22 Mart Dünya Su Günü'nde iklim değişikliği ve yanlış politikalar sebebiyle sulak anların önemine ve son bir yıl içerisinde kuruyan Marmara Gölü'ne dikkat çekmek amacıyla Ege Belediyeler Birliği tarafından Manisa'nın Tekelioğlu köyünde ‘Marmara Gölü Yaşasın' adı altında etkinlik düzenlendi.

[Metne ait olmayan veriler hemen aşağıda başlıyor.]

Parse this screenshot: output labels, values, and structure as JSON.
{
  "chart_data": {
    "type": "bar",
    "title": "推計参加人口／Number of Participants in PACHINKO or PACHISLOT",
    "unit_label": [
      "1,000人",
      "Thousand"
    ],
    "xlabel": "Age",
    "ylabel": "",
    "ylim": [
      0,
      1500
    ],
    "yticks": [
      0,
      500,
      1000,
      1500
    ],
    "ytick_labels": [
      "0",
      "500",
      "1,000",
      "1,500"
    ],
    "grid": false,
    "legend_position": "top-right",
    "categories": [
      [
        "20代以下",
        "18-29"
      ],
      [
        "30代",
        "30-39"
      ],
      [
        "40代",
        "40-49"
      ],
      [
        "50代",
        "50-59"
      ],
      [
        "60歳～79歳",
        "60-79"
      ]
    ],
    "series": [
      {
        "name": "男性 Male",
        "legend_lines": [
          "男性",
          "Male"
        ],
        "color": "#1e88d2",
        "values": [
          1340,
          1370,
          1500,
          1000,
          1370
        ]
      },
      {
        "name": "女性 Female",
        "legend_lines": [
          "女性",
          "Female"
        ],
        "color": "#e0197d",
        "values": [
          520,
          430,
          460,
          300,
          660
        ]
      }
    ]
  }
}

Etkinliğe İzmir Büyükşehir Belediye Başkanı Tunç Soyer, CHP Manisa Milletvekili Ahmet Vehbi Bakırlıoğlu, CHP il ve ilçe örgütleri, CHP'li ilçe belediye başkanlarının, çevreyle ilgili odalar ve vakıfların temsilcilerinin yanı sıra bölgedeki halk katıldı. Etkinlikte konuşmalar başlamadan önce İnci Vakfı Çocuk Orkestrası doğa ve çevre ile ilgili mini konser verdi.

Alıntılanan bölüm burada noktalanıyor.